On forward earnings alone, Western Alliance Bancorporation (WAL) trades at 8.
5x forward P/E versus 19. 2x for Rocket Companies, Inc. — 10. 7x cheaper on a one-year earnings basis. Analyst consensus price targets imply the most upside for RKT: 53. 5% to $21. 63.
08Which pays a better dividend — RKT or WAL?
In this comparison, WAL (2.
1% yield) pays a dividend. RKT does not pay a meaningful dividend and should not be held primarily for income.
09Is RKT or WAL better for a retirement portfolio?
For long-horizon retirement investors, Western Alliance Bancorporation (WAL) is the stronger choice — it scores higher on the combination of lower volatility, dividend reliability, and long-term compounding (2.
1% yield, +164. 6% 10Y return). Rocket Companies, Inc. (RKT) carries a higher beta of 1. 77 — meaning larger drawdowns in market downturns, which matters significantly when you cannot wait years for a recovery. Both have compounded well over 10 years (WAL: +164. 6%, RKT: -20. 9%), confirming both are viable long-term holds — but the lower-volatility option typically results in less emotional selling during corrections. Retirement portfolios generally favour predictability over maximum returns. Consult a financial advisor before making allocation decisions.
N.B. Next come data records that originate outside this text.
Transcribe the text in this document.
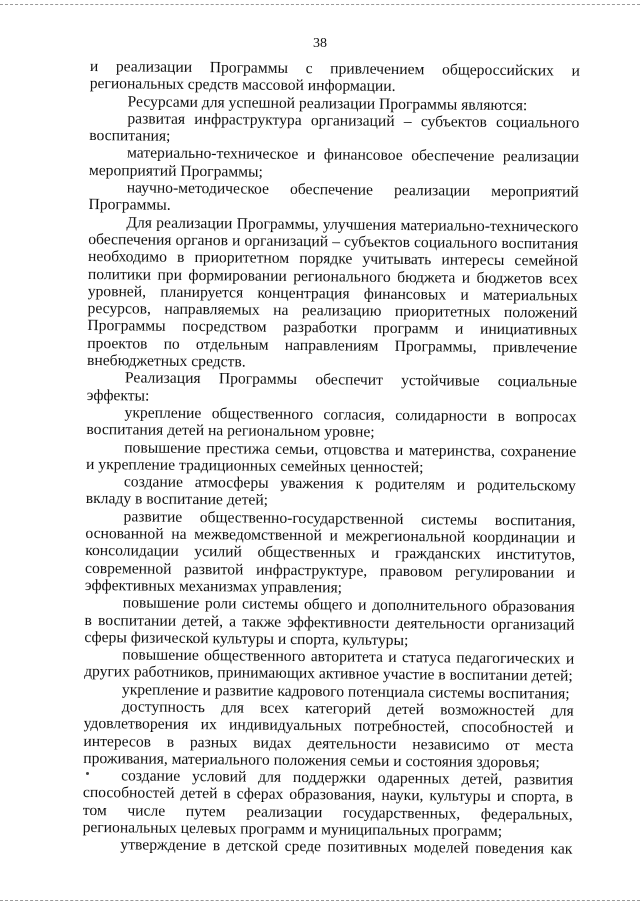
38

и реализации Программы с привлечением общероссийских и региональных средств массовой информации.

Ресурсами для успешной реализации Программы являются:

развитая инфраструктура организаций – субъектов социального воспитания;

материально-техническое и финансовое обеспечение реализации мероприятий Программы;

научно-методическое обеспечение реализации мероприятий Программы.

Для реализации Программы, улучшения материально-технического обеспечения органов и организаций – субъектов социального воспитания необходимо в приоритетном порядке учитывать интересы семейной политики при формировании регионального бюджета и бюджетов всех уровней, планируется концентрация финансовых и материальных ресурсов, направляемых на реализацию приоритетных положений Программы посредством разработки программ и инициативных проектов по отдельным направлениям Программы, привлечение внебюджетных средств.

Реализация Программы обеспечит устойчивые социальные эффекты:

укрепление общественного согласия, солидарности в вопросах воспитания детей на региональном уровне;

повышение престижа семьи, отцовства и материнства, сохранение и укрепление традиционных семейных ценностей;

создание атмосферы уважения к родителям и родительскому вкладу в воспитание детей;

развитие общественно-государственной системы воспитания, основанной на межведомственной и межрегиональной координации и консолидации усилий общественных и гражданских институтов, современной развитой инфраструктуре, правовом регулировании и эффективных механизмах управления;

повышение роли системы общего и дополнительного образования в воспитании детей, а также эффективности деятельности организаций сферы физической культуры и спорта, культуры;

повышение общественного авторитета и статуса педагогических и других работников, принимающих активное участие в воспитании детей;

укрепление и развитие кадрового потенциала системы воспитания;

доступность для всех категорий детей возможностей для удовлетворения их индивидуальных потребностей, способностей и интересов в разных видах деятельности независимо от места проживания, материального положения семьи и состояния здоровья;

создание условий для поддержки одаренных детей, развития способностей детей в сферах образования, науки, культуры и спорта, в том числе путем реализации государственных, федеральных, региональных целевых программ и муниципальных программ;

утверждение в детской среде позитивных моделей поведения как
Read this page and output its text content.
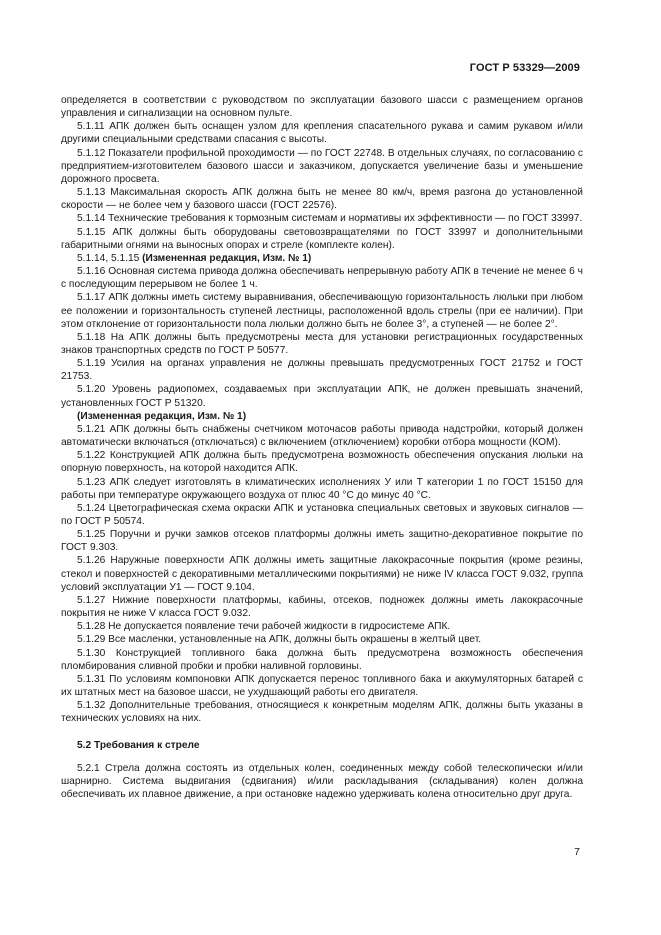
ГОСТ Р 53329—2009

определяется в соответствии с руководством по эксплуатации базового шасси с размещением органов управления и сигнализации на основном пульте.

5.1.11 АПК должен быть оснащен узлом для крепления спасательного рукава и самим рукавом и/или другими специальными средствами спасания с высоты.

5.1.12 Показатели профильной проходимости — по ГОСТ 22748. В отдельных случаях, по согласованию с предприятием-изготовителем базового шасси и заказчиком, допускается увеличение базы и уменьшение дорожного просвета.

5.1.13 Максимальная скорость АПК должна быть не менее 80 км/ч, время разгона до установленной скорости — не более чем у базового шасси (ГОСТ 22576).

5.1.14 Технические требования к тормозным системам и нормативы их эффективности — по ГОСТ 33997.

5.1.15 АПК должны быть оборудованы световозвращателями по ГОСТ 33997 и дополнительными габаритными огнями на выносных опорах и стреле (комплекте колен).

5.1.14, 5.1.15 (Измененная редакция, Изм. № 1)

5.1.16 Основная система привода должна обеспечивать непрерывную работу АПК в течение не менее 6 ч с последующим перерывом не более 1 ч.

5.1.17 АПК должны иметь систему выравнивания, обеспечивающую горизонтальность люльки при любом ее положении и горизонтальность ступеней лестницы, расположенной вдоль стрелы (при ее наличии). При этом отклонение от горизонтальности пола люльки должно быть не более 3°, а ступеней — не более 2°.

5.1.18 На АПК должны быть предусмотрены места для установки регистрационных государственных знаков транспортных средств по ГОСТ Р 50577.

5.1.19 Усилия на органах управления не должны превышать предусмотренных ГОСТ 21752 и ГОСТ 21753.

5.1.20 Уровень радиопомех, создаваемых при эксплуатации АПК, не должен превышать значений, установленных ГОСТ Р 51320.

(Измененная редакция, Изм. № 1)

5.1.21 АПК должны быть снабжены счетчиком моточасов работы привода надстройки, который должен автоматически включаться (отключаться) с включением (отключением) коробки отбора мощности (КОМ).

5.1.22 Конструкцией АПК должна быть предусмотрена возможность обеспечения опускания люльки на опорную поверхность, на которой находится АПК.

5.1.23 АПК следует изготовлять в климатических исполнениях У или Т категории 1 по ГОСТ 15150 для работы при температуре окружающего воздуха от плюс 40 °С до минус 40 °С.

5.1.24 Цветографическая схема окраски АПК и установка специальных световых и звуковых сигналов — по ГОСТ Р 50574.

5.1.25 Поручни и ручки замков отсеков платформы должны иметь защитно-декоративное покрытие по ГОСТ 9.303.

5.1.26 Наружные поверхности АПК должны иметь защитные лакокрасочные покрытия (кроме резины, стекол и поверхностей с декоративными металлическими покрытиями) не ниже IV класса ГОСТ 9.032, группа условий эксплуатации У1 — ГОСТ 9.104.

5.1.27 Нижние поверхности платформы, кабины, отсеков, подножек должны иметь лакокрасочные покрытия не ниже V класса ГОСТ 9.032.

5.1.28 Не допускается появление течи рабочей жидкости в гидросистеме АПК.

5.1.29 Все масленки, установленные на АПК, должны быть окрашены в желтый цвет.

5.1.30 Конструкцией топливного бака должна быть предусмотрена возможность обеспечения пломбирования сливной пробки и пробки наливной горловины.

5.1.31 По условиям компоновки АПК допускается перенос топливного бака и аккумуляторных батарей с их штатных мест на базовое шасси, не ухудшающий работы его двигателя.

5.1.32 Дополнительные требования, относящиеся к конкретным моделям АПК, должны быть указаны в технических условиях на них.

5.2 Требования к стреле

5.2.1 Стрела должна состоять из отдельных колен, соединенных между собой телескопически и/или шарнирно. Система выдвигания (сдвигания) и/или раскладывания (складывания) колен должна обеспечивать их плавное движение, а при остановке надежно удерживать колена относительно друг друга.

7
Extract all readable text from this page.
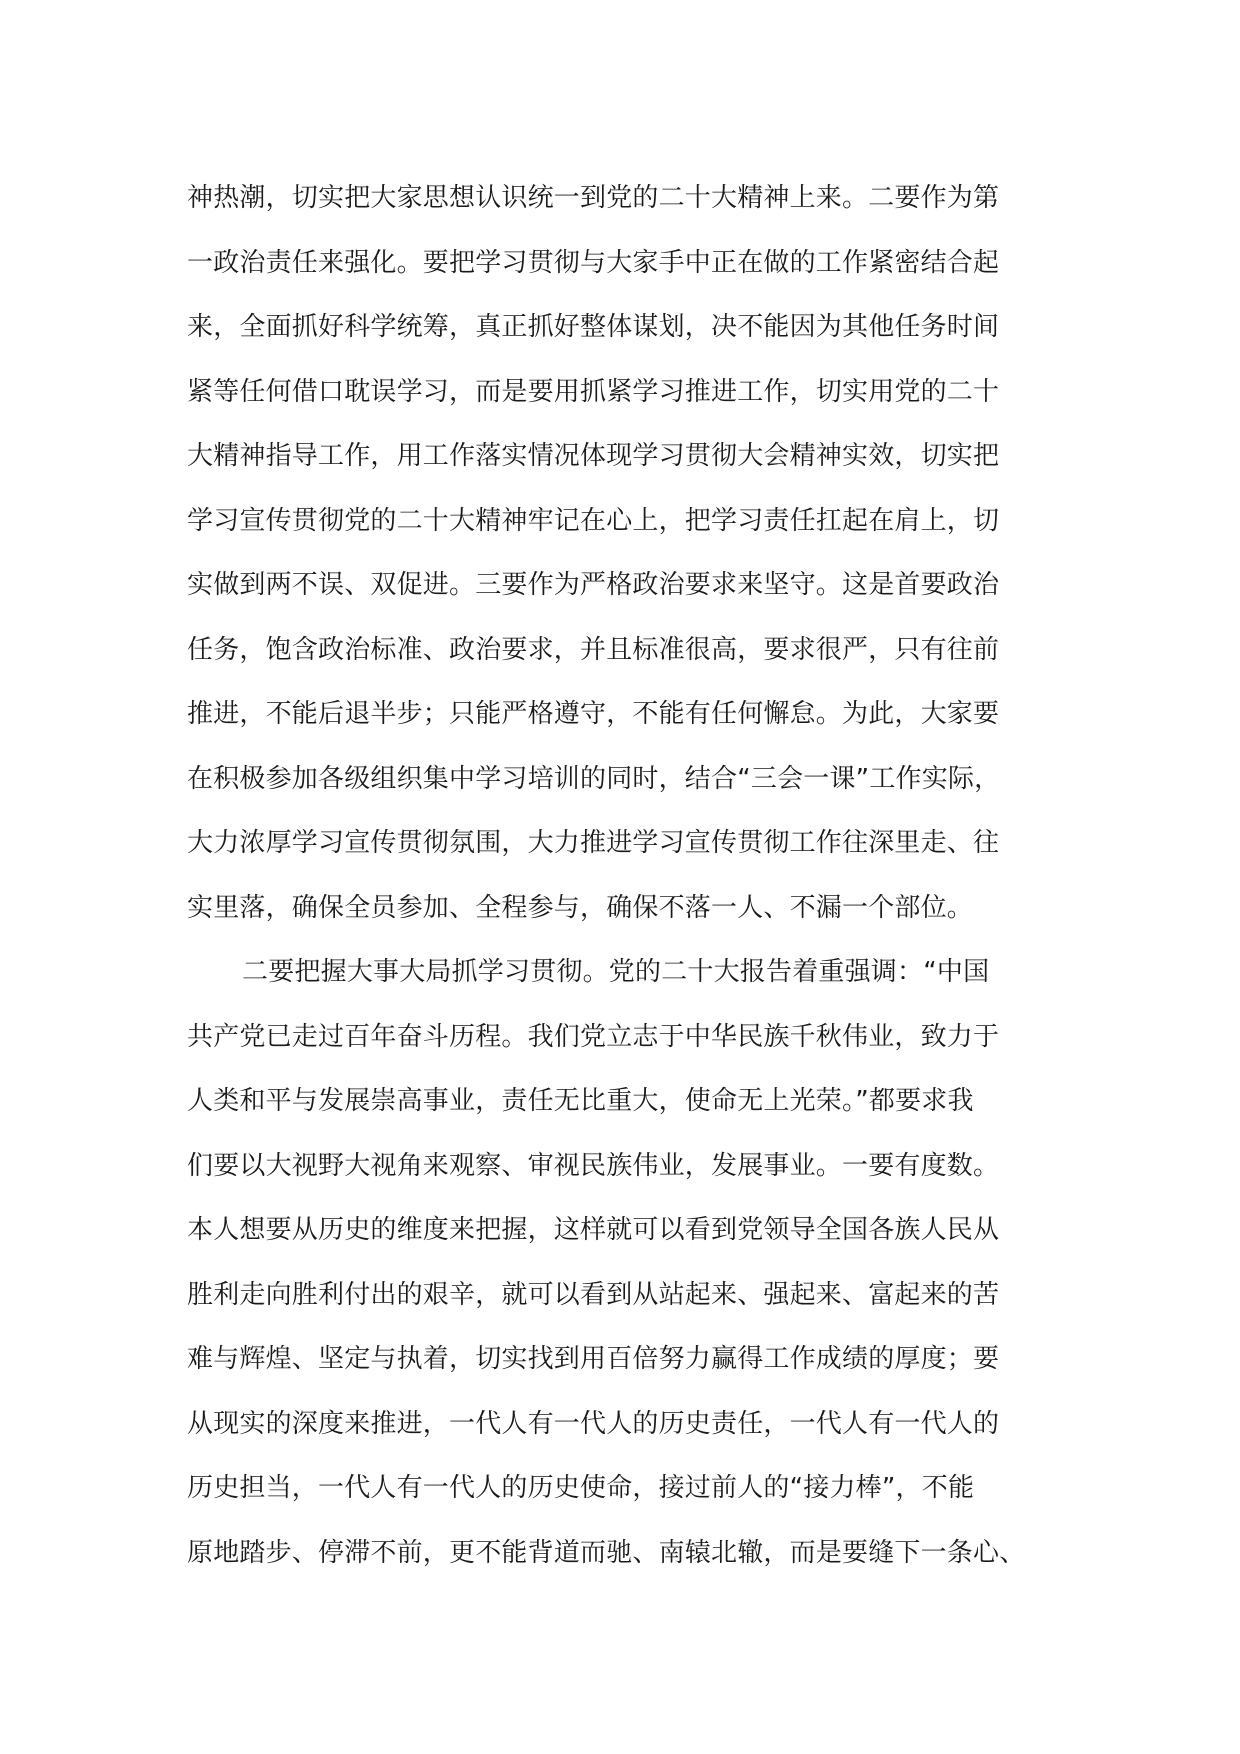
神热潮，切实把大家思想认识统一到党的二十大精神上来。二要作为第
一政治责任来强化。要把学习贯彻与大家手中正在做的工作紧密结合起
来，全面抓好科学统筹，真正抓好整体谋划，决不能因为其他任务时间
紧等任何借口耽误学习，而是要用抓紧学习推进工作，切实用党的二十
大精神指导工作，用工作落实情况体现学习贯彻大会精神实效，切实把
学习宣传贯彻党的二十大精神牢记在心上，把学习责任扛起在肩上，切
实做到两不误、双促进。三要作为严格政治要求来坚守。这是首要政治
任务，饱含政治标准、政治要求，并且标准很高，要求很严，只有往前
推进，不能后退半步；只能严格遵守，不能有任何懈怠。为此，大家要
在积极参加各级组织集中学习培训的同时，结合“三会一课”工作实际，
大力浓厚学习宣传贯彻氛围，大力推进学习宣传贯彻工作往深里走、往
实里落，确保全员参加、全程参与，确保不落一人、不漏一个部位。
二要把握大事大局抓学习贯彻。党的二十大报告着重强调：“中国
共产党已走过百年奋斗历程。我们党立志于中华民族千秋伟业，致力于
人类和平与发展崇高事业，责任无比重大，使命无上光荣。”都要求我
们要以大视野大视角来观察、审视民族伟业，发展事业。一要有度数。
本人想要从历史的维度来把握，这样就可以看到党领导全国各族人民从
胜利走向胜利付出的艰辛，就可以看到从站起来、强起来、富起来的苦
难与辉煌、坚定与执着，切实找到用百倍努力赢得工作成绩的厚度；要
从现实的深度来推进，一代人有一代人的历史责任，一代人有一代人的
历史担当，一代人有一代人的历史使命，接过前人的“接力棒”，不能
原地踏步、停滞不前，更不能背道而驰、南辕北辙，而是要缝下一条心、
10What are the main differences between RKT and WAL?
Both stocks operate in the Financial Services sector, making this a peer-level intra-sector comparison — the same macro tailwinds and headwinds will affect both.
In terms of investment character: RKT is a small-cap high-growth stock; WAL is a small-cap deep-value stock. WAL pays a dividend while RKT does not, making them suitable for different income and tax situations. These fundamental differences mean investors should not choose between them on a single metric — the "better stock" depends entirely on which of these characteristics aligns with your investment strategy.